Libye/Union africaine: sommet de chefs d'État vendredi à Addis-Abeba
L'Union africaine a convoqué une réunion au niveau des chefs d'Etat de son Conseil de paix et de sécurité vendredi à Addis Abeba, consacrée à la situation en Libye où les rebelles ont pris le contrôle de la quasi-totalité de Tripoli, a-t-on appris de source officielle.

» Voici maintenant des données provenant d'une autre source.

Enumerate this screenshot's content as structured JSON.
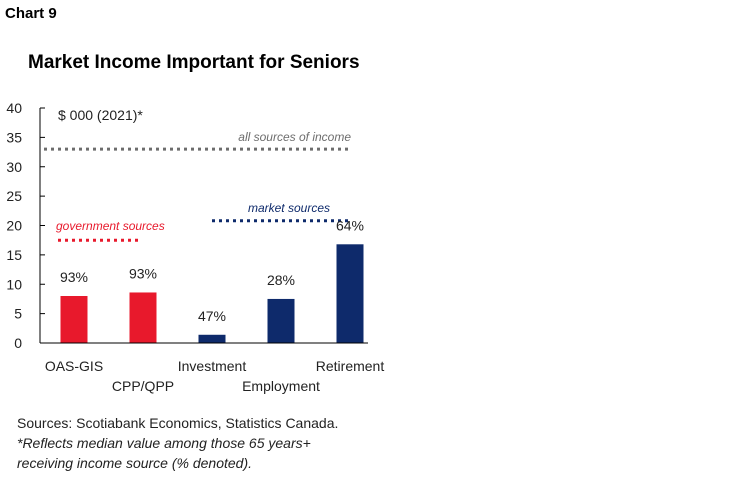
{
  "header": {
    "chart_number": "Chart 9",
    "title": "Market Income Important for Seniors"
  },
  "footer": {
    "sources": "Sources: Scotiabank Economics, Statistics Canada.",
    "note_line1": "*Reflects median value among those 65 years+",
    "note_line2": "receiving income source (% denoted)."
  },
  "colors": {
    "government": "#e8192c",
    "market": "#0e2a6b",
    "all": "#6d6d6d"
  },
  "chart_data": {
    "type": "bar",
    "title": "Market Income Important for Seniors",
    "ylabel": "$ 000 (2021)*",
    "xlabel": "",
    "ylim": [
      0,
      40
    ],
    "yticks": [
      0,
      5,
      10,
      15,
      20,
      25,
      30,
      35,
      40
    ],
    "categories": [
      "OAS-GIS",
      "CPP/QPP",
      "Investment",
      "Employment",
      "Retirement"
    ],
    "values": [
      8,
      8.6,
      1.4,
      7.5,
      16.8
    ],
    "data_labels": [
      "93%",
      "93%",
      "47%",
      "28%",
      "64%"
    ],
    "bar_groups": [
      "government",
      "government",
      "market",
      "market",
      "market"
    ],
    "reference_lines": [
      {
        "label": "all sources of income",
        "value": 33,
        "group": "all"
      },
      {
        "label": "market sources",
        "value": 20.8,
        "group": "market"
      },
      {
        "label": "government sources",
        "value": 17.5,
        "group": "government"
      }
    ],
    "grid": false,
    "legend": "none"
  }
}
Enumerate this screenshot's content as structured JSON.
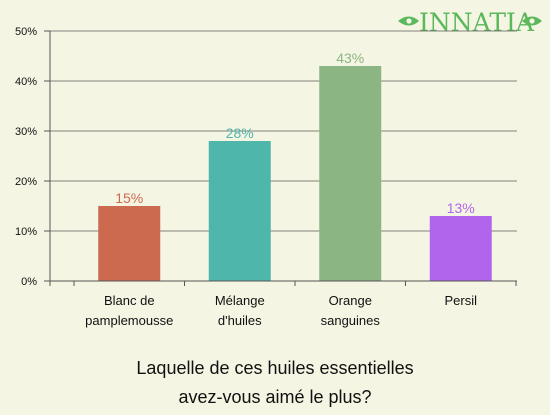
{
  "brand": {
    "logo_text": "INNATIA",
    "logo_color": "#5bb85b"
  },
  "question": {
    "line1": "Laquelle de ces huiles essentielles",
    "line2": "avez-vous aimé le plus?"
  },
  "chart_data": {
    "type": "bar",
    "categories": [
      [
        "Blanc de",
        "pamplemousse"
      ],
      [
        "Mélange",
        "d'huiles"
      ],
      [
        "Orange",
        "sanguines"
      ],
      [
        "Persil"
      ]
    ],
    "values": [
      15,
      28,
      43,
      13
    ],
    "value_labels": [
      "15%",
      "28%",
      "43%",
      "13%"
    ],
    "colors": [
      "#cc6a50",
      "#4fb6ac",
      "#8bb582",
      "#b065ec"
    ],
    "ylim": [
      0,
      50
    ],
    "yticks": [
      0,
      10,
      20,
      30,
      40,
      50
    ],
    "ytick_labels": [
      "0%",
      "10%",
      "20%",
      "30%",
      "40%",
      "50%"
    ],
    "grid": true,
    "legend": "none"
  }
}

Lundi après-midi, des représentants des 15 pays membres du CPS ont préparé ce mini-sommet lors d’une réunion à huis clos d’une heure et demi au siège de l’organisation continentale, dans la capitale éthiopienne, a constaté une journaliste de l’AFP. Ils ont échangé des informations. Ils ont beaucoup discuté de la Libye et ont décidé de ne pas diffuser de communiqué car nous aurons une autre réunion, a indiqué à la presse le porte-parole de la commission de l’UA, Noureddine Mezni. Selon lui, le mini-sommet de vendredi doit en effet être précédé jeudi d’une réunion du comité des médiateurs de l’UA pour la Libye. Le comité est présidé par la Mauritanie et comprend les chefs d’Etat du Congo-Brazzaville, du Mali, d’Afrique du sud et d’Ouganda. Le président de la Commission de l’UA Jean Ping en est également membre. Un peu plus tôt, M. Mezni avait défini les contours des prochaines réunions de l’UA sur la Libye: le principal objectif est d’engager des discussions avec toutes les parties en Libye, engager un dialogue pour trouver des solutions pacifiques à cette situation. De violents combats se déroulaient lundi autour de la résidence du colonel Kadhafi à Tripoli, au lendemain d’une offensive majeure menée par les rebelles dans la capitale libyenne. Lundi, le secrétaire général de l’ONU Ban Ki-moon a annoncé qu’il convoquait un sommet cette semaine sur la situation en Libye, en présence des dirigeants de l’Union africaine et de la Ligue arabe ainsi que d’autres organisations régionales. Le patron de l’ONU a précisé devant la presse que la réunion se déroulerait jeudi ou vendredi à New York. L’Union africaine a insisté depuis le début de la rébellion libyenne sur la nécessité de trouver une issue politique négociée au conflit, demandant à plusieurs reprises -en vain- l’arrêt des bombardements de l’Otan sur la Libye.